The 1991 200tq is a rare animal in canada the car can't be imported and what you get is a 227 horse beast and you can make it a hell of a lot faster if you want.Buy it and mod it you will not be sorry.


----------



## 200TeeCue (Jul 13, 2002)

*Re: Honestly...your thoughts (metaldaze)*

Yup, it's an even trade, happening this coming Saturday morning. The 20vt has 193k on it, but it's been well maintained, a lot of recent work and besides 3 minor but noticeable dings it's really clean. I guess I'm taking this to Carlisle Saturday instead of the CGT as I had planned!
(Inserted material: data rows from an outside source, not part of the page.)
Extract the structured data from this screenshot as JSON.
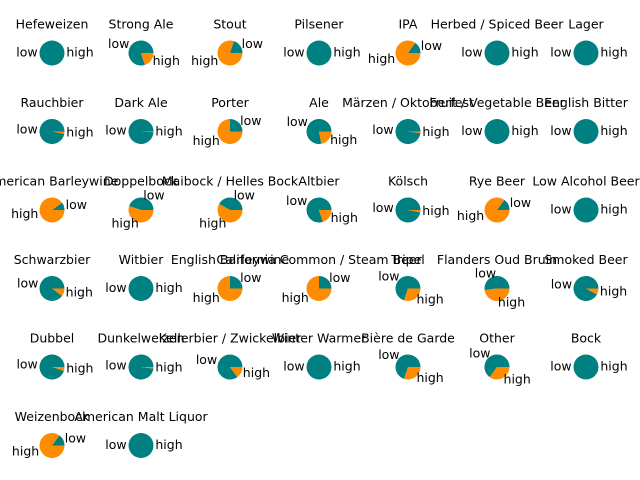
{
  "chart_data": [
    {
      "type": "pie",
      "title": "Hefeweizen",
      "categories": [
        "low",
        "high"
      ],
      "values": [
        100,
        0
      ],
      "colors": [
        "#008080",
        "#ff8c00"
      ]
    },
    {
      "type": "pie",
      "title": "Strong Ale",
      "categories": [
        "low",
        "high"
      ],
      "values": [
        80,
        20
      ],
      "colors": [
        "#008080",
        "#ff8c00"
      ]
    },
    {
      "type": "pie",
      "title": "Stout",
      "categories": [
        "low",
        "high"
      ],
      "values": [
        20,
        80
      ],
      "colors": [
        "#008080",
        "#ff8c00"
      ]
    },
    {
      "type": "pie",
      "title": "Pilsener",
      "categories": [
        "low",
        "high"
      ],
      "values": [
        100,
        0
      ],
      "colors": [
        "#008080",
        "#ff8c00"
      ]
    },
    {
      "type": "pie",
      "title": "IPA",
      "categories": [
        "low",
        "high"
      ],
      "values": [
        15,
        85
      ],
      "colors": [
        "#008080",
        "#ff8c00"
      ]
    },
    {
      "type": "pie",
      "title": "Herbed / Spiced Beer",
      "categories": [
        "low",
        "high"
      ],
      "values": [
        100,
        0
      ],
      "colors": [
        "#008080",
        "#ff8c00"
      ]
    },
    {
      "type": "pie",
      "title": "Lager",
      "categories": [
        "low",
        "high"
      ],
      "values": [
        100,
        0
      ],
      "colors": [
        "#008080",
        "#ff8c00"
      ]
    },
    {
      "type": "pie",
      "title": "Rauchbier",
      "categories": [
        "low",
        "high"
      ],
      "values": [
        97,
        3
      ],
      "colors": [
        "#008080",
        "#ff8c00"
      ]
    },
    {
      "type": "pie",
      "title": "Dark Ale",
      "categories": [
        "low",
        "high"
      ],
      "values": [
        99,
        1
      ],
      "colors": [
        "#008080",
        "#ff8c00"
      ]
    },
    {
      "type": "pie",
      "title": "Porter",
      "categories": [
        "low",
        "high"
      ],
      "values": [
        25,
        75
      ],
      "colors": [
        "#008080",
        "#ff8c00"
      ]
    },
    {
      "type": "pie",
      "title": "Ale",
      "categories": [
        "low",
        "high"
      ],
      "values": [
        78,
        22
      ],
      "colors": [
        "#008080",
        "#ff8c00"
      ]
    },
    {
      "type": "pie",
      "title": "Märzen / Oktoberfest",
      "categories": [
        "low",
        "high"
      ],
      "values": [
        98,
        2
      ],
      "colors": [
        "#008080",
        "#ff8c00"
      ]
    },
    {
      "type": "pie",
      "title": "Fruit / Vegetable Beer",
      "categories": [
        "low",
        "high"
      ],
      "values": [
        100,
        0
      ],
      "colors": [
        "#008080",
        "#ff8c00"
      ]
    },
    {
      "type": "pie",
      "title": "English Bitter",
      "categories": [
        "low",
        "high"
      ],
      "values": [
        100,
        0
      ],
      "colors": [
        "#008080",
        "#ff8c00"
      ]
    },
    {
      "type": "pie",
      "title": "American Barleywine",
      "categories": [
        "low",
        "high"
      ],
      "values": [
        10,
        90
      ],
      "colors": [
        "#008080",
        "#ff8c00"
      ]
    },
    {
      "type": "pie",
      "title": "Doppelbock",
      "categories": [
        "low",
        "high"
      ],
      "values": [
        45,
        55
      ],
      "colors": [
        "#008080",
        "#ff8c00"
      ]
    },
    {
      "type": "pie",
      "title": "Maibock / Helles Bock",
      "categories": [
        "low",
        "high"
      ],
      "values": [
        42,
        58
      ],
      "colors": [
        "#008080",
        "#ff8c00"
      ]
    },
    {
      "type": "pie",
      "title": "Altbier",
      "categories": [
        "low",
        "high"
      ],
      "values": [
        80,
        20
      ],
      "colors": [
        "#008080",
        "#ff8c00"
      ]
    },
    {
      "type": "pie",
      "title": "Kölsch",
      "categories": [
        "low",
        "high"
      ],
      "values": [
        97,
        3
      ],
      "colors": [
        "#008080",
        "#ff8c00"
      ]
    },
    {
      "type": "pie",
      "title": "Rye Beer",
      "categories": [
        "low",
        "high"
      ],
      "values": [
        15,
        85
      ],
      "colors": [
        "#008080",
        "#ff8c00"
      ]
    },
    {
      "type": "pie",
      "title": "Low Alcohol Beer",
      "categories": [
        "low",
        "high"
      ],
      "values": [
        100,
        0
      ],
      "colors": [
        "#008080",
        "#ff8c00"
      ]
    },
    {
      "type": "pie",
      "title": "Schwarzbier",
      "categories": [
        "low",
        "high"
      ],
      "values": [
        90,
        10
      ],
      "colors": [
        "#008080",
        "#ff8c00"
      ]
    },
    {
      "type": "pie",
      "title": "Witbier",
      "categories": [
        "low",
        "high"
      ],
      "values": [
        100,
        0
      ],
      "colors": [
        "#008080",
        "#ff8c00"
      ]
    },
    {
      "type": "pie",
      "title": "English Barleywine",
      "categories": [
        "low",
        "high"
      ],
      "values": [
        25,
        75
      ],
      "colors": [
        "#008080",
        "#ff8c00"
      ]
    },
    {
      "type": "pie",
      "title": "California Common / Steam Beer",
      "categories": [
        "low",
        "high"
      ],
      "values": [
        25,
        75
      ],
      "colors": [
        "#008080",
        "#ff8c00"
      ]
    },
    {
      "type": "pie",
      "title": "Tripel",
      "categories": [
        "low",
        "high"
      ],
      "values": [
        70,
        30
      ],
      "colors": [
        "#008080",
        "#ff8c00"
      ]
    },
    {
      "type": "pie",
      "title": "Flanders Oud Bruin",
      "categories": [
        "low",
        "high"
      ],
      "values": [
        52,
        48
      ],
      "colors": [
        "#008080",
        "#ff8c00"
      ]
    },
    {
      "type": "pie",
      "title": "Smoked Beer",
      "categories": [
        "low",
        "high"
      ],
      "values": [
        92,
        8
      ],
      "colors": [
        "#008080",
        "#ff8c00"
      ]
    },
    {
      "type": "pie",
      "title": "Dubbel",
      "categories": [
        "low",
        "high"
      ],
      "values": [
        95,
        5
      ],
      "colors": [
        "#008080",
        "#ff8c00"
      ]
    },
    {
      "type": "pie",
      "title": "Dunkelweizen",
      "categories": [
        "low",
        "high"
      ],
      "values": [
        98,
        2
      ],
      "colors": [
        "#008080",
        "#ff8c00"
      ]
    },
    {
      "type": "pie",
      "title": "Kellerbier / Zwickelbier",
      "categories": [
        "low",
        "high"
      ],
      "values": [
        85,
        15
      ],
      "colors": [
        "#008080",
        "#ff8c00"
      ]
    },
    {
      "type": "pie",
      "title": "Winter Warmer",
      "categories": [
        "low",
        "high"
      ],
      "values": [
        100,
        0
      ],
      "colors": [
        "#008080",
        "#ff8c00"
      ]
    },
    {
      "type": "pie",
      "title": "Bière de Garde",
      "categories": [
        "low",
        "high"
      ],
      "values": [
        70,
        30
      ],
      "colors": [
        "#008080",
        "#ff8c00"
      ]
    },
    {
      "type": "pie",
      "title": "Other",
      "categories": [
        "low",
        "high"
      ],
      "values": [
        65,
        35
      ],
      "colors": [
        "#008080",
        "#ff8c00"
      ]
    },
    {
      "type": "pie",
      "title": "Bock",
      "categories": [
        "low",
        "high"
      ],
      "values": [
        100,
        0
      ],
      "colors": [
        "#008080",
        "#ff8c00"
      ]
    },
    {
      "type": "pie",
      "title": "Weizenbock",
      "categories": [
        "low",
        "high"
      ],
      "values": [
        15,
        85
      ],
      "colors": [
        "#008080",
        "#ff8c00"
      ]
    },
    {
      "type": "pie",
      "title": "American Malt Liquor",
      "categories": [
        "low",
        "high"
      ],
      "values": [
        100,
        0
      ],
      "colors": [
        "#008080",
        "#ff8c00"
      ]
    }
  ]
}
I'm getting really anxious for it, too...who wouldn't?


----------



## StormChaser (Jan 3, 2000)

*Re: Honestly...your thoughts (stockeasyvr6)*

...very cool, I'll get to see it the first day you have it?! http://****************.com/smile/emthup.gif Oh, you should contact Carlisleand tell them you want to change the car you will be showing..,.


----------



## 200TeeCue (Jul 13, 2002)

*Re: Honestly...your thoughts (duandcc)*

Good point, although I don't know if it'll be show-ready on Saturday. I'd prefer to clean it up and what not. But I'll be there regardless!
Oh, I'm looking forward to meeting you, Dave-and the other guys that'll be there. See you in a few! http://****************.com/smile/emthup.gif


----------



## StormChaser (Jan 3, 2000)

*Re: Honestly...your thoughts (stockeasyvr6)*

Basically none of the cars in our group are "show ready" cars...it's jsut for the fun of it. We even have a couple of total rust buckets showing up...so bring the 20V!


----------